Dirty Dancing Banned in the O.C.


LOS ANGELES, Nov. 16, 2006 — -- A popular high school principal in the wealthy enclave of Aliso Viejo -- in California's so-called "O.C." (Orange County) -- has put his foot down on "dirty dancing."

Charles Salter has banned all dances until the kids clean up their act, and now parents and schools from California to Connecticut are cheering.

What moved the head of Aliso Niguel High School to make such a drastic move?

"Freak dancing" or "freakin'," an intimate hip-hop dance style between a boy and a girl, or two girls.

"It's basically when two people are like grinding against each other in a kind of sexual way," Aliso Niguel freshman Kori Roberts says.

The 14-year-old attended the "Jungle Dance" this fall that proved to be the last straw for Salter.

"I saw a girl, she was about 14 or 15 years old," Salter says. "She was bent over, dancing with a young man who must have been a junior and he was gyrating and thrusting on top of her."

The principal had been monitoring school dances for several years and had expressed his concerns to parents about the sexual nature of the dancing. There were dance chaperones and lots of conversation about what was allowed and forbidden.

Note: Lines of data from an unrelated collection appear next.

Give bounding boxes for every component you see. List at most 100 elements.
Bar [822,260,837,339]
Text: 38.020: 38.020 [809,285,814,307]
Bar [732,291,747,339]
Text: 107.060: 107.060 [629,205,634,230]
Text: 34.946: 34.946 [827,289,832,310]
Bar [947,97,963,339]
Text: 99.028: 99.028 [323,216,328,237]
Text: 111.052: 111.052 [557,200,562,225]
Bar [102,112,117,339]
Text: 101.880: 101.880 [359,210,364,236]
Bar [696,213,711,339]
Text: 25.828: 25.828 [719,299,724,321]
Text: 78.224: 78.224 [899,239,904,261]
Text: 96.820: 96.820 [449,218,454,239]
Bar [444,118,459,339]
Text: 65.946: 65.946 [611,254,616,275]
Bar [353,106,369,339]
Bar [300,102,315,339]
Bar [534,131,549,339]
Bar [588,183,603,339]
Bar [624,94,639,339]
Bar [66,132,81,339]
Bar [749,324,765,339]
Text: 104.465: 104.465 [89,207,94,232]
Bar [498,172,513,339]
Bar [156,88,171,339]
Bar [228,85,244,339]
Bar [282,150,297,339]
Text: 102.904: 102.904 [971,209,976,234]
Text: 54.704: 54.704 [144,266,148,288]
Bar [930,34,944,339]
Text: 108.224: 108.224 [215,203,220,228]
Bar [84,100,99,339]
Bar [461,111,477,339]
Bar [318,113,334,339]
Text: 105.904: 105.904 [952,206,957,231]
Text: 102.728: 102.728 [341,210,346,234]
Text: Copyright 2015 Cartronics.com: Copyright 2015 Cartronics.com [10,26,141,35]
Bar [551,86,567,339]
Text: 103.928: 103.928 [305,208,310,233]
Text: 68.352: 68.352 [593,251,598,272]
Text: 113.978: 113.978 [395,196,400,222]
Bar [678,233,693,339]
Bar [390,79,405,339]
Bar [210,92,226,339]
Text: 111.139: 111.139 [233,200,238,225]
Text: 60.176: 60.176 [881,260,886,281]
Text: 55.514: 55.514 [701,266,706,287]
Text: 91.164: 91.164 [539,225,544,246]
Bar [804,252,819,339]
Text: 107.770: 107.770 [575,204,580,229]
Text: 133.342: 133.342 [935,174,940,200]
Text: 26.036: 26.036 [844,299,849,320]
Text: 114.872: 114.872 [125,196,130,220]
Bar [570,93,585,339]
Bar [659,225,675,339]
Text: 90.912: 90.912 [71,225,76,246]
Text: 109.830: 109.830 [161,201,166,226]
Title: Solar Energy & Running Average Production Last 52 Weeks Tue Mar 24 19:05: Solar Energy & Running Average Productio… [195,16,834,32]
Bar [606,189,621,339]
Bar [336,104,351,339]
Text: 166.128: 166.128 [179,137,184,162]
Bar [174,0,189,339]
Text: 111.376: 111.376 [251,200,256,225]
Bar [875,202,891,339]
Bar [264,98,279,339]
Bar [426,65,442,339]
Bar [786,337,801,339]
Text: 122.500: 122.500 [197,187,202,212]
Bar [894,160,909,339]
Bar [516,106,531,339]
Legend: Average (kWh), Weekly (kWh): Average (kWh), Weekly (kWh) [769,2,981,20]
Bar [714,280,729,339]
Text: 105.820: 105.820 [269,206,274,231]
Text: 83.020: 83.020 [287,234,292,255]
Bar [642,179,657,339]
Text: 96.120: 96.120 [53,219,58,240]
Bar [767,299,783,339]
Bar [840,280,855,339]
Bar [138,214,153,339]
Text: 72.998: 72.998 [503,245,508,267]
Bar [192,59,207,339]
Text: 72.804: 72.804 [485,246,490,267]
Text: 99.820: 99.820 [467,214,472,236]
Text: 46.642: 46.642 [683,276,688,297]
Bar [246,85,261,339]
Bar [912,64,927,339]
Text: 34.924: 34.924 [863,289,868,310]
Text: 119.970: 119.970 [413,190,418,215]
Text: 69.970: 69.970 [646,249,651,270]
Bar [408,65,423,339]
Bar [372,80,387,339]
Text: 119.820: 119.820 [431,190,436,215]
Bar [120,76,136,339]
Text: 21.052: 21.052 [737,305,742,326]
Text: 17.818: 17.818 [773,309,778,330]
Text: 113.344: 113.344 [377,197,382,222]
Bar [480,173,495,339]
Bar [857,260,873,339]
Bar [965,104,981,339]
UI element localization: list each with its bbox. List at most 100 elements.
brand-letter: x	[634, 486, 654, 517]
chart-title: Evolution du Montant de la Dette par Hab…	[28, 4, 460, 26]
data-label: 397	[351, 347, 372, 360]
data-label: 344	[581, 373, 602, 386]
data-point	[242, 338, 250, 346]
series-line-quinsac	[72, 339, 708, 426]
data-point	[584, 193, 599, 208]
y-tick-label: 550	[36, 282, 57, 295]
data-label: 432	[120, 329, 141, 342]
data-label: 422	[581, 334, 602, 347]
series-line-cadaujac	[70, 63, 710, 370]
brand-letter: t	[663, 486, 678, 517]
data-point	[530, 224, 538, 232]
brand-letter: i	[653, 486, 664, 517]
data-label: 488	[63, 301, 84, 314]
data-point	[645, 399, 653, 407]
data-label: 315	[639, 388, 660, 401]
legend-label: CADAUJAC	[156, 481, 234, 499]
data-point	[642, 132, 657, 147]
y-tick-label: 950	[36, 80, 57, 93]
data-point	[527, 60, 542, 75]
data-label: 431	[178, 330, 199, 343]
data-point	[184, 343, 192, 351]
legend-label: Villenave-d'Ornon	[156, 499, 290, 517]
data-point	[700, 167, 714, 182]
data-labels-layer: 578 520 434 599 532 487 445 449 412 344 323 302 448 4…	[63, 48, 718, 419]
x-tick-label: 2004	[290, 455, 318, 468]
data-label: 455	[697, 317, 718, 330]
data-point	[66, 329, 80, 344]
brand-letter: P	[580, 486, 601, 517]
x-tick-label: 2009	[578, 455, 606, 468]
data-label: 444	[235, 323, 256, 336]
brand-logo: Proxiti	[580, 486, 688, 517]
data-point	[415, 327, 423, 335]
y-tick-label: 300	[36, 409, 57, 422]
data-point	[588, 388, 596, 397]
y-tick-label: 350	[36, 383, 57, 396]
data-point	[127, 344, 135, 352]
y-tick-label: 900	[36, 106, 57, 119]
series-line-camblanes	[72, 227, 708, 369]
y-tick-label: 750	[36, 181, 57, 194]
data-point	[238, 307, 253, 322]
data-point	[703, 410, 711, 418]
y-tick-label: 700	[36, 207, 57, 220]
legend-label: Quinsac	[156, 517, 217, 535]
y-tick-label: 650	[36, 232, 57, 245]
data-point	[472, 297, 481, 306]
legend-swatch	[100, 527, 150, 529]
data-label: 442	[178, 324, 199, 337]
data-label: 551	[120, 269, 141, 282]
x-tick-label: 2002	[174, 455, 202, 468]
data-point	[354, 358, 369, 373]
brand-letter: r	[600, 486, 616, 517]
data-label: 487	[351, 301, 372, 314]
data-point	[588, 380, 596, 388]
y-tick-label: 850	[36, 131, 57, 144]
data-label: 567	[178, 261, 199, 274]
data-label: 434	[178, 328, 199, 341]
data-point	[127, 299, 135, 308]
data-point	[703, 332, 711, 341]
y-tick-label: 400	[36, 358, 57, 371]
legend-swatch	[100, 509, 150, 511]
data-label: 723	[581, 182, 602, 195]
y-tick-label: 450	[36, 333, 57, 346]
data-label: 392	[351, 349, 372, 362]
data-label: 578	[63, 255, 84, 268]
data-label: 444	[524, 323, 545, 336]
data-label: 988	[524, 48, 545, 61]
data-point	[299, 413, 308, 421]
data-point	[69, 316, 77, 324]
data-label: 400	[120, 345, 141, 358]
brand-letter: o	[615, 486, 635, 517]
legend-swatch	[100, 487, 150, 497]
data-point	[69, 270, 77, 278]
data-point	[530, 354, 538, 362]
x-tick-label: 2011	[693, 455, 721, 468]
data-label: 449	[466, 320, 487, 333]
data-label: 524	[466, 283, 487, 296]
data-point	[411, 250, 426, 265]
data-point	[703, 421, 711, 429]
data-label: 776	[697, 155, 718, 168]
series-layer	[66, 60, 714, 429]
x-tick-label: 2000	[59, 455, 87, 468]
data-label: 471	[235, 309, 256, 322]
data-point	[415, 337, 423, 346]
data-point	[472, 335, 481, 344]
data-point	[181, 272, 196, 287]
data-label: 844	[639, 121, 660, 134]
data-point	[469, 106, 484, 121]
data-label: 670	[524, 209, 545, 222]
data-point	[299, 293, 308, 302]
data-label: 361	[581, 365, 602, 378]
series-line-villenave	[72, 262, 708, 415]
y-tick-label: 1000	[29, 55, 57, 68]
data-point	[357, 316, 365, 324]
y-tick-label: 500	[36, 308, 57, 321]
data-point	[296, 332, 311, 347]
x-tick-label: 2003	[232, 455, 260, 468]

But even at the school's Winter Formal last January it was impossible to keep the atmosphere below fever pitch inside the dark cavernous hall, pulsating with strobe lights and about 1,200 teenagers.

All across the floor girls thrust their rears into their partner's pelvis to the beat of Missy Elliot's "Let Me Work It."

Young couples were grinding away like gears to the pulse of Sisqo's "How Many Licks."

But in September, an exasperated Salter pulled the switch on the back-to-school dance with its jungle theme.

"I closed the dance down early," Salter says. " I came into my office, it must have been about midnight, and I knew I had to address this."

In the wee hours of the morning, Salter fired off an e-mail to parents and teachers:

"Why do our girls have to have themselves so exposed? Why do they have to have cleavage displayed so overtly and slits high up their thighs and then allow boys to dance right up against them? ... I am not going to allow this to continue to happen. If there is going to be another dance, then you as parents and your children will have to sit down with me to make some huge changes because I cannot and will not have what my staff and I had to deal with today."

What happened next, surprised the principal.

"My parents were sending my e-mail to their friends who were sending it their friends who were sending it to their friends and all of a sudden I was getting e-mails from across the country," Salter recalls.

The principal followed up the e-mail with a video presentation of teens pressing the flesh at the Winter Formal. Parents were shocked.

"It's basically bumping and grinding, touching and holding onto a female's hips, and vice versa; very vulgar," according to Beverly Lee, whose daughter is a junior at Aliso Niguel High School.

While parents and teachers mostly supported the dance moratorium, the students initially balked. With steady diet of music videos featuring sexually expressive dance routines and revealing clothes, the kids don't understand why adults don't understand.

"We don't really know what else to do," says 14-year-old Sara Saldino. "That's basically what we grew up with. In middle school we were already doing that and watching TV and seeing that. It's what we know."

Junior Thomas Pistone agrees: "That's our style of dancing. That how we wanna dance. It's not breaking any laws."

Every generation has dance styles that seem to offend, from the racy moves of the Roaring 20s to the pulsating pelvis of Elvis. In some ways, freak dancing is just the next in a long list of teen fads that offend adult sensibilities.

But Charles Salter begs to differ

"Yes, it might be the only dance they see and think they know, however it is inappropriate in a school setting," the principal says. "And just like you don't do certain things when you go to church? You don't do certain things when you go into court? Well, you don't do certain things when you come to school."

The Aliso Niguel principal appears to have started a tidal wave of dance reform. Montgomery High School students in Santa Rosa, Calif., received a written warning: "Dancing styles that involve intimate touching of the breasts, buttocks or genitals or that simulate sexual activity are not allowed."

At Los Alamitos High School, also in Orange County, chaperones wear "No Freaking" T-shirts. And at Wethersfield High School in Connecticut, students have reportedly launched a "Freeze the Freak" campaign to encourage their peers to find a more respectable way to get their groove on.

Back at Aliso Niguel, a "dance committee" of students, teachers and parents are putting the fiinal touches on a plan for better behavior on the dance floor in hopes of lifting the ban.

Until a defined set of guidelines is in place, principal Salter is standing firm: "There will be no more freak dancing at Aliso Niguel!"